Identity-Aware Proxy Configuration
Overview
Identity-Aware Proxy (IAP) is a Google Cloud Platform service that provides access controls for https resources. IAP secures authentication for https requests and only grants access to users you authorize. This allows users to connect from untrusted networks without using a VPN.
Visulate for Oracle supports IAP via the Ingress component
Enable IAP
Make sure you have a valid TLS Certificate then follow the instructions in Enabling IAP for GKE and summarized below
Configure the OAuth consent screen
Open the GCP console and navigate to the OAuth consent screen under APIs & Services
Select internal as User Type and hit the Create
button.
Enter an App name and support email address then click Save
.
Create OAuth credentials
Navigate to to the Credentials page under APIs & Services
Select Web application in the Application type drop down, supply an name and click Create
. This will open a dialog showing a newly created OAuth client ID and secret.
Copy the client ID to the clipboard and use the Download JSON link to save the credentials for later use.

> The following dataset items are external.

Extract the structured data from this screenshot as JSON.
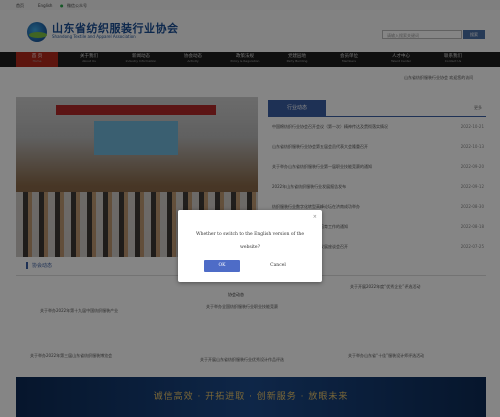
{
  "topbar": {
    "home_label": "首页",
    "english_label": "English",
    "wechat_label": "微信公众号"
  },
  "header": {
    "org_name": "山东省纺织服装行业协会",
    "org_name_en": "Shandong Textile and Apparel Association",
    "search_placeholder": "请输入搜索关键词",
    "search_button": "搜索"
  },
  "nav": {
    "items": [
      {
        "zh": "首 页",
        "en": "Home"
      },
      {
        "zh": "关于我们",
        "en": "About Us"
      },
      {
        "zh": "新闻动态",
        "en": "Industry Information"
      },
      {
        "zh": "协会动态",
        "en": "Activity"
      },
      {
        "zh": "政策法规",
        "en": "Policy & Regulation"
      },
      {
        "zh": "党建园地",
        "en": "Party Building"
      },
      {
        "zh": "会员单位",
        "en": "Members"
      },
      {
        "zh": "人才中心",
        "en": "Talent Center"
      },
      {
        "zh": "联系我们",
        "en": "Contact Us"
      }
    ]
  },
  "notice": {
    "text": "山东省纺织服装行业协会 欢迎您的访问"
  },
  "news": {
    "tab_label": "行业动态",
    "more_label": "更多",
    "items": [
      {
        "title": "中国棉纺织行业协会召开会议（第一次）精神传达及贯彻落实情况",
        "date": "2022-10-21"
      },
      {
        "title": "山东省纺织服装行业协会第五届会员代表大会隆重召开",
        "date": "2022-10-13"
      },
      {
        "title": "关于举办山东省纺织服装行业第一届职业技能竞赛的通知",
        "date": "2022-09-20"
      },
      {
        "title": "2022年山东省纺织服装行业发展报告发布",
        "date": "2022-09-12"
      },
      {
        "title": "纺织服装行业数字化转型高峰论坛在济南成功举办",
        "date": "2022-08-30"
      },
      {
        "title": "关于开展纺织服装行业品牌培育工作的通知",
        "date": "2022-08-18"
      },
      {
        "title": "山东纺织服装产业链高质量发展座谈会召开",
        "date": "2022-07-25"
      }
    ]
  },
  "association": {
    "section_title": "协会动态",
    "cards": [
      {
        "tag": "",
        "text": "关于举办2022年第十九届中国纺织服装产业"
      },
      {
        "tag": "协会动态",
        "text": "关于举办全国纺织服装行业职业技能竞赛"
      },
      {
        "tag": "",
        "text": "关于开展2022年度“优秀企业”评选活动"
      }
    ],
    "bottom_lines": [
      "关于举办2022年第三届山东省纺织服装博览会",
      "关于开展山东省纺织服装行业优秀设计作品评选",
      "关于举办山东省“十佳”服装设计师评选活动"
    ]
  },
  "slogan": "诚信高效 · 开拓进取 · 创新服务 · 放眼未来",
  "dialog": {
    "close_label": "×",
    "message": "Whether to switch to the English version of the website?",
    "ok_label": "OK",
    "cancel_label": "Cancel"
  }
}
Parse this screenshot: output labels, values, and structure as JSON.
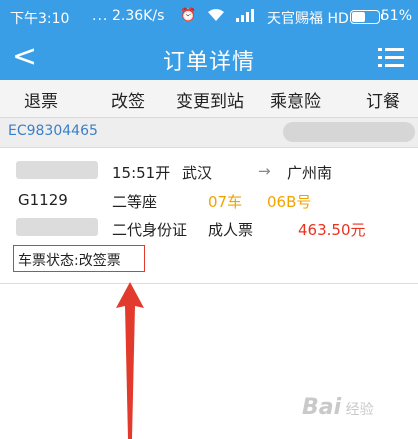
{
  "status_bar": {
    "time": "下午3:10",
    "dots": "...",
    "speed": "2.36K/s",
    "carrier": "天官赐福 HD",
    "battery": "51%",
    "battery_level": 0.51,
    "icons": [
      "alarm-icon",
      "wifi-icon",
      "signal-icon",
      "battery-icon"
    ]
  },
  "header": {
    "back_icon": "chevron-left-icon",
    "back_glyph": "<",
    "title": "订单详情",
    "menu_icon": "list-menu-icon"
  },
  "actions": [
    "退票",
    "改签",
    "变更到站",
    "乘意险",
    "订餐"
  ],
  "order": {
    "number": "EC98304465"
  },
  "ticket": {
    "train": "G1129",
    "time": "15:51开",
    "from": "武汉",
    "arrow": "→",
    "to": "广州南",
    "seat_class": "二等座",
    "car": "07车",
    "seat": "06B号",
    "id_type": "二代身份证",
    "ticket_type": "成人票",
    "price": "463.50元",
    "status_label": "车票状态:改签票"
  },
  "watermark": {
    "brand": "Bai",
    "suffix": "经验"
  },
  "colors": {
    "primary": "#3a9ee7",
    "accent_orange": "#f0a400",
    "price_red": "#e8341f",
    "highlight_red": "#e23b2e"
  }
}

Add a universal redirect URL to the authorized redirect URIs field in the following format
https://iap.googleapis.com/v1/oauth/clientIds/CLIENT_ID
:handleRedirect
where CLIENT_ID is the OAuth client ID you copied to the clipboard.
Setup IAP access
Navigate to the Identity-Aware Proxy page under Security. You should see 3 Visulate for Oracle services listed under Backend Services. These will be labeled with -api-svc, -sql-svc and -ui-svc suffixes as shown in the screenshot below. Select the checkboxes for each one and hit the Add Principal
button on the right of the screen.
In the Add principals dialog that appears, enter the email addresses of groups or individuals who should have access the the Visulate UI and APIs. Select IAP-secured Web App User in the Role field and hit Save
BackendConfig
Create a Kubernetes secret
Use the client_id and client_secret values from the client_secret JSON file downloaded earlier
kubectl create secret generic visulate-iap-secret --namespace=catalog-ns \
--from-literal=client_id=client_id_key \
--from-literal=client_secret=client_secret_key
Create a BackendConfig
Use a text editor to create a manifest file
vi iap-backend-config.yaml
Example:
---
apiVersion: cloud.google.com/v1
kind: BackendConfig
metadata:
name: config-default
namespace: catalog-ns
spec:
iap:
enabled: true
oauthclientCredentials:
secretName: visulate-iap-secret
Apply the file to your cluster
kubectl apply -f iap-backend-config.yaml
Annotate Services
Navigate to the Services & Ingress page under Kubernetes Engine in the GCP console. For each service, hit the Edit
button at the top of the page to access the YAML Editor. Add a beta.cloud.google.com/backend-config annotation as shown below (note the “config-default” value matches the BackendConfig name in the previous step)
Example:
metadata:
annotations:
beta.cloud.google.com/backend-config: '{"default": "config-default"}'
Complete this step for each Service (-api-svc, -sql-svc and -ui-svc)
Test
Wait for the changes to take effect then open the Visulate UI in a new Incognito window. You should be required to authenticate with your Google credentials.